The Conservative government’s plan to raise the eligibility age for Old Age Security to 67 will save taxpayers $10.8 billion a year by 2030, according to a new estimate. Next on the penny-pinching agenda: Employment Insurance reform. Upcoming changes are likely to force applicants to travel further and accept slightly lower-paying jobs before collecting benefits. But as unpopular as they may sound, the new rules would represent only modest shifts aimed at boosting labour mobility and making Canada’s generous social safety net more efficient.

Talk about big research

Scientists in Europe are hoping that genetic testing will prove, once and for all, whether Bigfoot actually exists. The researchers plan to examine hair samples and other evidence collected by sasquatch hunters over the decades. Will the truth finally emerge? “It’s unlikely,” said one team member. “But on the other hand, if we don’t examine it we won’t know.”

Bad news

Good news, bad news
Giorgio Benvenuti/Reuters

Bubble trouble

The OECD’s latest outlook contained plenty of warnings about the potential impact of a spiralling eurozone crisis on the global economy’s shaky recovery.
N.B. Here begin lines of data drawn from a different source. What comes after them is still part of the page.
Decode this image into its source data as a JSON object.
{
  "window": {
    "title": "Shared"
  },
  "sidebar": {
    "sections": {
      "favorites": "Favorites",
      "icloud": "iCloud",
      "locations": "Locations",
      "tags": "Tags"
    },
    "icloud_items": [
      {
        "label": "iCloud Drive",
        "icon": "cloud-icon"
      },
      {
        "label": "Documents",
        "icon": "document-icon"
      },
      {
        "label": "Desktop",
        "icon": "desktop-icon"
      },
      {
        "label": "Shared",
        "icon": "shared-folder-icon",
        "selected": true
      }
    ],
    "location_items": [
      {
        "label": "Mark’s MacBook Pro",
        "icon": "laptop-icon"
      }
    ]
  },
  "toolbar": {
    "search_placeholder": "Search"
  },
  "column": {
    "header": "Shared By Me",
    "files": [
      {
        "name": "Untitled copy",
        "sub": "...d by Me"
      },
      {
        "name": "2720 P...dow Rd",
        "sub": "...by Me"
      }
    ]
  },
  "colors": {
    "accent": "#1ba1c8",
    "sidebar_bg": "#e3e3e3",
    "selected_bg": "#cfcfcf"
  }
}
Equally alarming were the pointed words for Canada, a country lauded for its astute handling of the 2008 crash. The report cited the risks of keeping interest rates too low for too long—namely a housing bubble—and called for Bank of Canada governor Mark Carney to hike interest rates sooner rather than later. Carney ignored similar calls from the OECD last year, opting instead to warn Canadians about the risks of taking on too much debt. With home prices still dangerously out of touch with reality, he might want to rethink his stance this time around.

Al-Qaeda’s new frontier

A Yemeni soldier betrayed his own this week, detonating a powerful suicide bomb that killed nearly 100 troops and injured hundreds more. The attack, orchestrated by al-Qaeda’s affiliate in the Arabian Peninsula, occurred during a parade rehearsal that was supposed to mark Unification Day in the region’s poorest nation. For Americans, it was yet another indication that Yemen is the new ground zero in the war on terror—and that the battle is only beginning.

Deaths to disco

It was a difficult week for fans of late 1970s dance music. First, Donna Summer, the undisputed queen of polyester pop, died at 63 of a cancer she reportedly blamed on the fumes that surrounded her Manhattan home in the aftermath of 9/11. Then Robin Gibb of the Bee Gees, whose falsetto warblings gave the world Saturday Night Fever, succumbed to liver cancer at 62. The public mourning didn’t quite reach Michael Jackson or Whitney Houston levels, but the citizens of Funkytown were sad all the same.

Bloody disgusting

A 1920s New York Yankees jersey worn by the great Babe Ruth was sold for more than US$4.4 million—a record for sports memorabilia. In other auction news, history buffs can also place a bid on a vial of Ronald Reagan’s blood, the same sample that was supposedly taken after he was shot and hospitalized in 1981. At press time, the highest offer was US$11,000—a record for presidential plasma.